La luz que emergió tras el enfrentamiento con la sombra del bosque no era la del sol ni la del fuego ordinario. Era un resplandor tenue, profundo, casi imposible de definir. Como una estrella atrapada en la tierra, vibraba con una energía oscura y serena. Lira la sintió más que verla. Su pecho ardía suavemente, como si algo en su interior despertara en respuesta.
El bosque había quedado atrás. La vegetación ahora era baja, los árboles esparcidos como guardianes solitarios, y en el centro de un claro oculto por la niebla, había alguien de pie. Un joven, cubierto por una capa oscura con símbolos antiguos bordados en hilo plateado, la observaba con expresión neutra, como si la hubiese estado esperando desde hacía siglos.
Sus ojos eran profundos, de un gris oscuro casi negro, pero no eran fríos. Había en ellos una comprensión callada, el tipo de mirada que solo conocen quienes han vivido demasiado en la sombra.
—Llegaste más rápido de lo que pensé —dijo, su voz grave pero tranquila, como un susurro que resonaba en el alma—. Me preguntaba cuánto tardarías en romper tus cadenas internas.
Lira se detuvo a unos pasos de él, el corazón todavía latiendo con fuerza tras lo vivido en el Bosque de las Sombras.
—¿Eres… uno de ellos? —preguntó, aunque ya conocía la respuesta. Lo sentía en su piel, en su sangre. Este joven no era un viajero ni un hechicero cualquiera.
Él asintió lentamente.
—Mi nombre es Kael. Soy la Llama de la Oscuridad.

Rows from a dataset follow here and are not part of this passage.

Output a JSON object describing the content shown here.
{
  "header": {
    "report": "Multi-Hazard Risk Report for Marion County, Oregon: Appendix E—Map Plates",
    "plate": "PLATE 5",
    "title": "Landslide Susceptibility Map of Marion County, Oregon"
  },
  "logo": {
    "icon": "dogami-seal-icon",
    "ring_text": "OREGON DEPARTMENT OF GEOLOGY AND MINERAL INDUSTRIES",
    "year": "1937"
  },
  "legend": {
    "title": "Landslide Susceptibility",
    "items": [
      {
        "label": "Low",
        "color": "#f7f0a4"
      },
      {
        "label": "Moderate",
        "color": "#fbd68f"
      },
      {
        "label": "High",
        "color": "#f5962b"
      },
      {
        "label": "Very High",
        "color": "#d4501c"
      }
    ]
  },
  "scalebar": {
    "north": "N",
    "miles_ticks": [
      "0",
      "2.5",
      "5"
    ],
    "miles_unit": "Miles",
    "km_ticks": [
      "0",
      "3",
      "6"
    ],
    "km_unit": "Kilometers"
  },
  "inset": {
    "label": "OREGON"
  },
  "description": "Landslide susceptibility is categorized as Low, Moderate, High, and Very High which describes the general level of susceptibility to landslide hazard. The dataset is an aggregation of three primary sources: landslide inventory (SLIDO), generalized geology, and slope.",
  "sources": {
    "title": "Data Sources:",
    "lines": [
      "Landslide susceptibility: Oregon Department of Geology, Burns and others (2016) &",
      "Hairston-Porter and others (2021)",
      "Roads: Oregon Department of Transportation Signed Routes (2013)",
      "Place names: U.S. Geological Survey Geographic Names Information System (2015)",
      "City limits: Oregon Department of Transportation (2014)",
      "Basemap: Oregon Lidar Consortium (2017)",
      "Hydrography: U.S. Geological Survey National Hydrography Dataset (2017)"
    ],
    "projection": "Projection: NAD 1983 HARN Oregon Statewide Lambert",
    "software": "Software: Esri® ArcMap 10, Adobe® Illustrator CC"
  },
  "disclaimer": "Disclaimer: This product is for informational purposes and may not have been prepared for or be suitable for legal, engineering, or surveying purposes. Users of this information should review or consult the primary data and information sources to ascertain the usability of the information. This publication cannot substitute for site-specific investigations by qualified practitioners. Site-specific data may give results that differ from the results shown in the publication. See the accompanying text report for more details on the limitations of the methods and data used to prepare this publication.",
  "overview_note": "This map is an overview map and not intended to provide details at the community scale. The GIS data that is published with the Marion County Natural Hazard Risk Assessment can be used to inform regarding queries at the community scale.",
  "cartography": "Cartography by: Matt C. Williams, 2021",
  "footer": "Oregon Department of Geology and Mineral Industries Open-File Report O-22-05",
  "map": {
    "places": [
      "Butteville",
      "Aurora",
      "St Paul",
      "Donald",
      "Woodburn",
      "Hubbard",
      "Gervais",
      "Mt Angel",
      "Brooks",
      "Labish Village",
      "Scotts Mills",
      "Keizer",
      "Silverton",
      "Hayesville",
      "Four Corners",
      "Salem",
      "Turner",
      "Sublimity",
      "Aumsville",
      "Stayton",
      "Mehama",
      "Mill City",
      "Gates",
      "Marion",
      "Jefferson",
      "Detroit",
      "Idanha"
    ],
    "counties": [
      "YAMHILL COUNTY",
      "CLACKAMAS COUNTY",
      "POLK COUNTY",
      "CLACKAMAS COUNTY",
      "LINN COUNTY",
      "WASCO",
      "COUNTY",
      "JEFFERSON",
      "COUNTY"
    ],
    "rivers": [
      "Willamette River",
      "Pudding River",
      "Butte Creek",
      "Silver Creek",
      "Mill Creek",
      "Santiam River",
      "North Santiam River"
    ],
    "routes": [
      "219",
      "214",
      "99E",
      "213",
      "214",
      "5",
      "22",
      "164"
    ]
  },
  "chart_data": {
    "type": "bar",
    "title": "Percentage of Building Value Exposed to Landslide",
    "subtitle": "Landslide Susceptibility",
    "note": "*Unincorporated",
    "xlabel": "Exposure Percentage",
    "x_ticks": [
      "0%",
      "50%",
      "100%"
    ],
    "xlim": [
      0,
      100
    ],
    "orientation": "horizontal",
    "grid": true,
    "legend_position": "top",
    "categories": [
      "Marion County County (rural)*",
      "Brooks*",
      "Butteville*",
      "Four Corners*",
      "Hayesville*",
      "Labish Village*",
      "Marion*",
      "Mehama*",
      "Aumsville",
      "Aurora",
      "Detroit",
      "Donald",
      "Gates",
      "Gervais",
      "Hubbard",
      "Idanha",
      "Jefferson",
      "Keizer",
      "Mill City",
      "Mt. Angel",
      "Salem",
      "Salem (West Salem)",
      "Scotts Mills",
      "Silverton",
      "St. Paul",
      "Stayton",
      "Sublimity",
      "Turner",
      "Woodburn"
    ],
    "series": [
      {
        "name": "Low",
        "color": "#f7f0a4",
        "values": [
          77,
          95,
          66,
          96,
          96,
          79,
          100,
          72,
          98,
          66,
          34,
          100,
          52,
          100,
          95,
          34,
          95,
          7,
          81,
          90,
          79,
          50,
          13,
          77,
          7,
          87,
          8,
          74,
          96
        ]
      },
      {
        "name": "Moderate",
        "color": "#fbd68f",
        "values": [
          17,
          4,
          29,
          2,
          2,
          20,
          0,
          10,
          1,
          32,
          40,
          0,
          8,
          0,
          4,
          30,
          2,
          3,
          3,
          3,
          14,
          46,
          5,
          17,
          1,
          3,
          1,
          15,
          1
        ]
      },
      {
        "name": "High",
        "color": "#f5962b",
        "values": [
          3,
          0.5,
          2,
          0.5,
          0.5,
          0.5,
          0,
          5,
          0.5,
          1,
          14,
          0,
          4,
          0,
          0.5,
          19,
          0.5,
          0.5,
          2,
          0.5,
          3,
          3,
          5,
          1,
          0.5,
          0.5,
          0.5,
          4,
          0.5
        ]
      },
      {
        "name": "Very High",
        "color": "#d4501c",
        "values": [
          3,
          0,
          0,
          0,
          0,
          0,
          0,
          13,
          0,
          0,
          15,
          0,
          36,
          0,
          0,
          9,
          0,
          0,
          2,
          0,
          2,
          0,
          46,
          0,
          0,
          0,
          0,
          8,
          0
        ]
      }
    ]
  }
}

Lira abrió la boca para hablar, pero las palabras se le quedaron atoradas. Había imaginado fuego, explosiones, poder desbordado… pero Kael era calma. Silencio. Oscuridad contenida.
—Pensé que las llamas serían… distintas —admitió.
Kael esbozó una leve sonrisa, apenas visible.
—Todos pensamos eso al principio. La oscuridad tiene mala fama, pero sin ella, la luz no puede brillar. Yo no soy destrucción, Lira. Soy el guardián de lo oculto. Lo que se esconde, lo que se teme, lo que se ignora… todo eso también tiene poder. Y valor.
El viento sopló con suavidad, agitando la capa de Kael. Lira sintió cómo algo en su interior vibraba en sintonía con la presencia del joven. Una conexión. No física, sino espiritual.
—Entonces… ¿qué debo hacer para despertar tu llama? —preguntó.
Kael la observó con seriedad por unos segundos. Luego, alzó una mano y señaló su pecho.
—Ya la despertaste. Cuando enfrentaste tus propios miedos y los aceptaste como parte de ti. No todos lo logran. Muchos creen que deben destruir la oscuridad, pero tú la miraste a los ojos y seguiste adelante. Por eso te reconozco, Lira. Por eso la llama te acepta.
El claro se oscureció ligeramente, no como si el sol se ocultara, sino como si el mundo entero contuviera la respiración. De repente, Kael brilló con una luz negra intensa, que no cegaba, sino que envolvía, reconfortaba. Lira sintió la energía de esa llama entrar en ella. No ardía. Flotaba. Y en ese instante, comprendió: cada llama era una parte del alma humana.
Kael dio un paso hacia ella y colocó su mano sobre su hombro. El contacto fue breve, pero en ese instante, Lira vio imágenes fugaces: recuerdos que no eran suyos, fragmentos de antiguas batallas, pactos rotos, guardianes caídos… y un fuego blanco al final, tan puro como inalcanzable.
Cuando volvió en sí, Kael se había apartado.
—Eres más que una portadora, Lira. Las llamas no solo deben ser despertadas. Deben confiar en ti. Y ahora tienes dos —dijo, con un tono que sonaba a advertencia tanto como a reconocimiento.
—¿Vendrás conmigo? —preguntó ella, esperanzada.